Philippines: GDP growth accelerates sharply in Q3
According to a preliminary estimate, GDP growth sped up markedly to 5.9% year on year in the third quarter, from 4.3% in Q2. Q3’s reading marked the strongest increase since Q4 2021 and beat market expectations by a significant margin.
On a seasonally adjusted quarter-on-quarter basis, economic growth rebounded, expanding 3.3% in Q3, following the previous quarter’s 0.7% drop.
Recovering public spending and stronger investment growth drove the acceleration. Government consumption bounced back, growing 6.7% in Q3, as the authorities compensated for underspending in the first half of the year (Q2: -7.1% yoy). Moreover, fixed investment growth improved to 7.9% in Q3 from 4.0% in the prior quarter, supported by public infrastructure projects. Less positively, household spending growth fell to 5.0% in Q3, marking the weakest expansion since Q1 2021 (Q2: +5.5% yoy).
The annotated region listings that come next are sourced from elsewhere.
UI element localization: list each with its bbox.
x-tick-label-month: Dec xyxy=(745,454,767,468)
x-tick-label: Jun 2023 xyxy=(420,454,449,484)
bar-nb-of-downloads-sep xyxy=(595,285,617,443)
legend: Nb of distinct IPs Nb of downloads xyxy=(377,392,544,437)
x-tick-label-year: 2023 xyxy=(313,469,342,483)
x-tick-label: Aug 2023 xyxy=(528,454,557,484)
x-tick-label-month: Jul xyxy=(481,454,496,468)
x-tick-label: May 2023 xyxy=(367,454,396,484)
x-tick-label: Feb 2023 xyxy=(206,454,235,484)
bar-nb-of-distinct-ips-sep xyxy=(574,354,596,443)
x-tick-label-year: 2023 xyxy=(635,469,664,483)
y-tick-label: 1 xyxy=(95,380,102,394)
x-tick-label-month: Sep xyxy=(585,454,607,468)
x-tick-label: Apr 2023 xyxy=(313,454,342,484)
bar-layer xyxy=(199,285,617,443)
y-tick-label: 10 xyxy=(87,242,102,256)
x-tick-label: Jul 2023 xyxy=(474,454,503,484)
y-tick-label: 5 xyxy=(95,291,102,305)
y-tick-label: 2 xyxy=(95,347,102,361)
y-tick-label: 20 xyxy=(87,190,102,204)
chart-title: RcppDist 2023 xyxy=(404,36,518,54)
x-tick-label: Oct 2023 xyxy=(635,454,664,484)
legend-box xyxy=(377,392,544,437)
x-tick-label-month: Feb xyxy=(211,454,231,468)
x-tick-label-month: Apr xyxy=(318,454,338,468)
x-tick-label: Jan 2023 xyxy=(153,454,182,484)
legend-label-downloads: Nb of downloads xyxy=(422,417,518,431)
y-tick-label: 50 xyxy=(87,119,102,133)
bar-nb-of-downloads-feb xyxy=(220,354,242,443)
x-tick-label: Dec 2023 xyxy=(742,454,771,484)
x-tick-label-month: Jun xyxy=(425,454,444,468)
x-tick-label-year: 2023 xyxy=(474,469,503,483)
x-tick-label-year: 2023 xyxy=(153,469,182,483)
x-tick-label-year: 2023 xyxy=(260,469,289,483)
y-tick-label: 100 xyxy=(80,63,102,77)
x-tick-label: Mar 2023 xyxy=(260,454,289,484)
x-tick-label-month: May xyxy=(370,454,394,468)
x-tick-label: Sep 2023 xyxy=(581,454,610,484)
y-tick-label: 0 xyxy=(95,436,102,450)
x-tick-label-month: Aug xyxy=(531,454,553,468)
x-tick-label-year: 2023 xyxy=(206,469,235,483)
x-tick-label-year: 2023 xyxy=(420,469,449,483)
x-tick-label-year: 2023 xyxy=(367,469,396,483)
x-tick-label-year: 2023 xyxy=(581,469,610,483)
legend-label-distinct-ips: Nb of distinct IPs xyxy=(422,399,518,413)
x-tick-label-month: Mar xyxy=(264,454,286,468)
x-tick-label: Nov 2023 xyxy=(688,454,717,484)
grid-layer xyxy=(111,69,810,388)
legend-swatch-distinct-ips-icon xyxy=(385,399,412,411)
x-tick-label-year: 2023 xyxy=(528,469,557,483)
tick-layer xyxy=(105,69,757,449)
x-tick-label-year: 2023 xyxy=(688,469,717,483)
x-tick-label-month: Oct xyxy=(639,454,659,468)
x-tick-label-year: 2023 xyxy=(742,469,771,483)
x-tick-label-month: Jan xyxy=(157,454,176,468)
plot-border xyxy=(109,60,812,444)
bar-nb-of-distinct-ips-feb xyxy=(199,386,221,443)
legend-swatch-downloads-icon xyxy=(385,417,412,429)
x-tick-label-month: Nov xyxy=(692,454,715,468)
On the external front, exports of goods and services increased 2.6% on an annual basis in the third quarter, which was below the second quarter’s 4.4% expansion. Meanwhile, imports of goods and services deteriorated in line with moderating private spending, contracting 1.3% in Q3 (Q2: +0.2% yoy).
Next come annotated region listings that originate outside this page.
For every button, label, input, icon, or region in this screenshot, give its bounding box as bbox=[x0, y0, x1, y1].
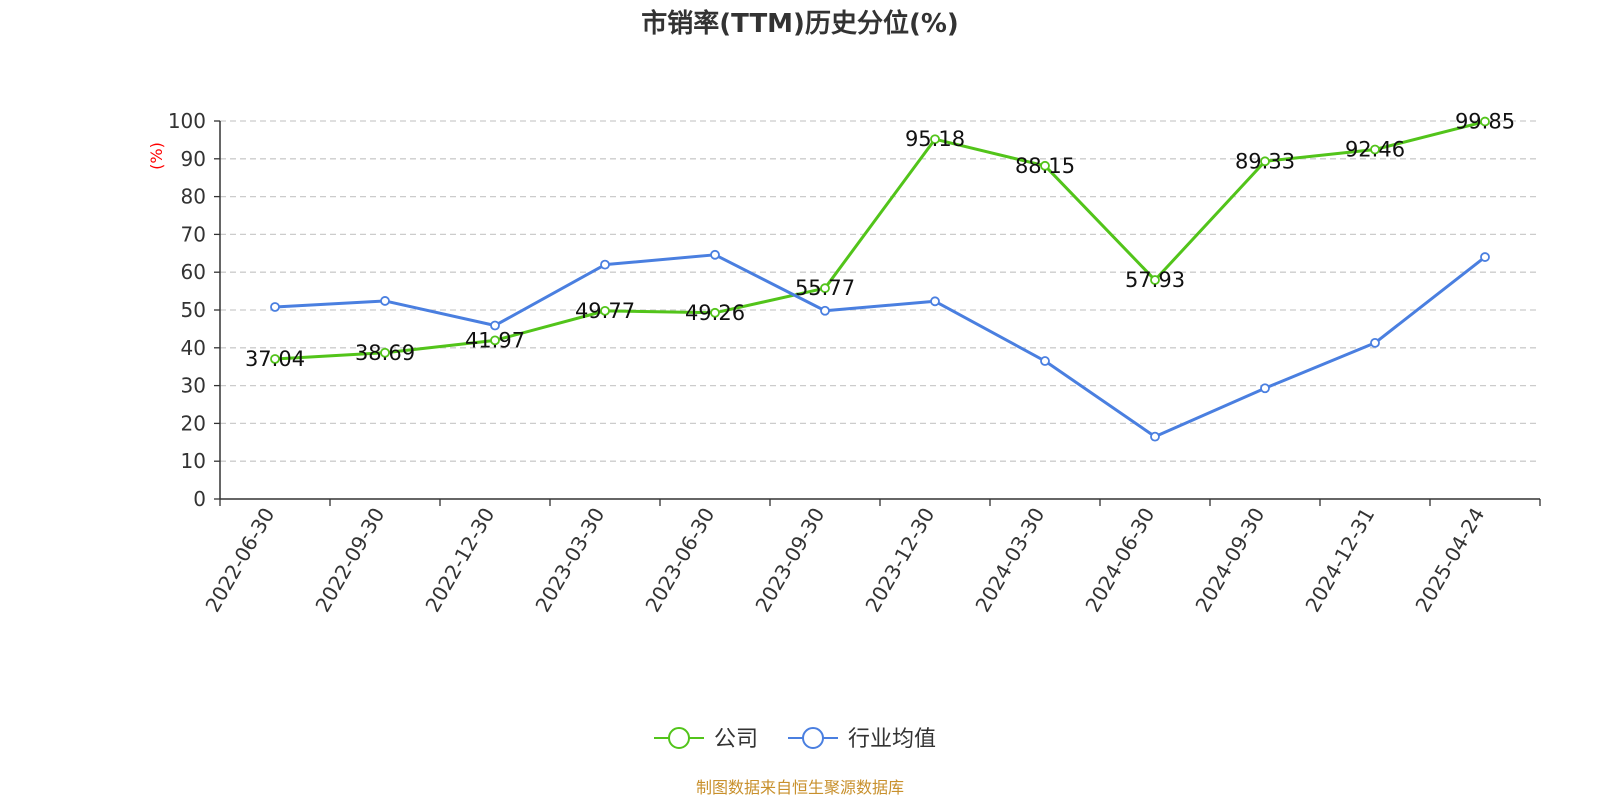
data-point bbox=[930, 134, 940, 145]
source-note: 制图数据来自恒生聚源数据库 bbox=[696, 778, 904, 797]
y-tick-label: 50 bbox=[181, 298, 206, 322]
data-point bbox=[1480, 252, 1490, 262]
data-label: 57.93 bbox=[1125, 268, 1185, 292]
y-tick-label: 40 bbox=[181, 336, 206, 360]
y-tick-label: 70 bbox=[181, 222, 206, 246]
series-lines bbox=[270, 116, 1490, 442]
y-tick-label: 30 bbox=[181, 374, 206, 398]
data-point bbox=[1480, 116, 1490, 127]
legend-label: 行业均值 bbox=[848, 727, 936, 752]
x-tick-label: 2024-09-30 bbox=[1190, 504, 1269, 617]
data-point bbox=[930, 296, 940, 307]
y-tick-label: 0 bbox=[193, 487, 206, 511]
data-label: 89.33 bbox=[1235, 149, 1295, 173]
series-line bbox=[274, 120, 1486, 361]
data-label: 55.77 bbox=[795, 276, 855, 300]
data-point bbox=[820, 283, 830, 294]
x-tick-label: 2023-12-30 bbox=[860, 504, 939, 617]
x-tick-label: 2024-03-30 bbox=[970, 504, 1049, 617]
x-tick-label: 2024-12-31 bbox=[1300, 504, 1379, 617]
data-label: 99.85 bbox=[1455, 110, 1515, 134]
y-tick-label: 90 bbox=[181, 147, 206, 171]
data-point bbox=[270, 354, 280, 364]
data-point bbox=[820, 305, 830, 316]
y-axis-label: (%) bbox=[147, 142, 166, 170]
y-tick-label: 20 bbox=[181, 411, 206, 435]
legend-marker-icon bbox=[802, 727, 824, 749]
data-labels: 37.04 38.69 41.97 49.77 49.26 55.77 95.18 88.15… bbox=[245, 110, 1515, 371]
data-point bbox=[1370, 337, 1380, 348]
data-point bbox=[1040, 356, 1050, 366]
y-tick-label: 100 bbox=[168, 109, 206, 133]
data-point bbox=[1150, 275, 1160, 285]
x-tick-label: 2022-06-30 bbox=[200, 504, 279, 617]
x-tick-label: 2025-04-24 bbox=[1410, 504, 1489, 617]
y-tick-label: 60 bbox=[181, 260, 206, 284]
grid-lines bbox=[220, 120, 1540, 462]
data-point bbox=[270, 302, 280, 312]
series-line bbox=[274, 253, 1486, 439]
data-point bbox=[380, 347, 390, 358]
x-tick-label: 2023-03-30 bbox=[530, 504, 609, 617]
data-point bbox=[1150, 431, 1160, 442]
data-label: 38.69 bbox=[355, 341, 415, 365]
data-point bbox=[1370, 144, 1380, 155]
data-label: 88.15 bbox=[1015, 154, 1075, 178]
x-tick-label: 2023-09-30 bbox=[750, 504, 829, 617]
data-point bbox=[600, 259, 610, 270]
x-tick-label: 2022-12-30 bbox=[420, 504, 499, 617]
data-label: 41.97 bbox=[465, 328, 525, 352]
legend: 公司 行业均值 bbox=[654, 727, 936, 752]
y-tick-label: 10 bbox=[181, 449, 206, 473]
x-tick-label: 2022-09-30 bbox=[310, 504, 389, 617]
data-label: 49.77 bbox=[575, 299, 635, 323]
legend-label: 公司 bbox=[714, 727, 758, 752]
data-label: 95.18 bbox=[905, 127, 965, 151]
x-tick-label: 2024-06-30 bbox=[1080, 504, 1159, 617]
data-label: 37.04 bbox=[245, 347, 305, 371]
data-point bbox=[490, 335, 500, 346]
data-point bbox=[1040, 160, 1050, 171]
data-label: 49.26 bbox=[685, 301, 745, 325]
data-point bbox=[600, 305, 610, 316]
legend-marker-icon bbox=[668, 727, 690, 749]
data-point bbox=[710, 307, 720, 318]
chart-title: 市销率(TTM)历史分位(%) bbox=[641, 8, 959, 39]
data-point bbox=[1260, 156, 1270, 167]
data-label: 92.46 bbox=[1345, 138, 1405, 162]
data-point bbox=[710, 249, 720, 260]
data-point bbox=[380, 296, 390, 306]
data-point bbox=[1260, 383, 1270, 394]
y-tick-label: 80 bbox=[181, 185, 206, 209]
x-tick-label: 2023-06-30 bbox=[640, 504, 719, 617]
data-point bbox=[490, 320, 500, 331]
The economy is set to slow from Q3’s acceleration in Q4 before picking up speed again in 2024. Lackluster household spending will cap the expansion in Q4 2023, but robust public expenditure should limit the slowdown. Our panel sees domestic demand picking up next year, with government spending growth in particular set to accelerate nearly fivefold from this year’s forecast. Moreover, the external sector should regain speed in 2024, as foreign demand strengthens and the downturn in the global electronics sector eases. Tighter-for-longer global monetary conditions, a stronger-than-expected El Niño weather event and unexpectedly sluggish growth in China pose downside risks.
Euben Paracuelles, analyst at Nomura, commented on the outlook for the current quarter and next year:
“We maintain our GDP growth forecasts of 5.2% in 2023 and 5.8% in 2024, below the government’s range of 6-7%. Our forecast pencils in slower momentum to return in Q4 2023, as we think private consumption growth will continue to soften due to weakening household sentiment, as was evident in today’s data […]. The modest improvement we expect next year reflects our views that the government’s implementation of infrastructure projects will gain momentum and that external demand, including for electronics exports, will improve somewhat.”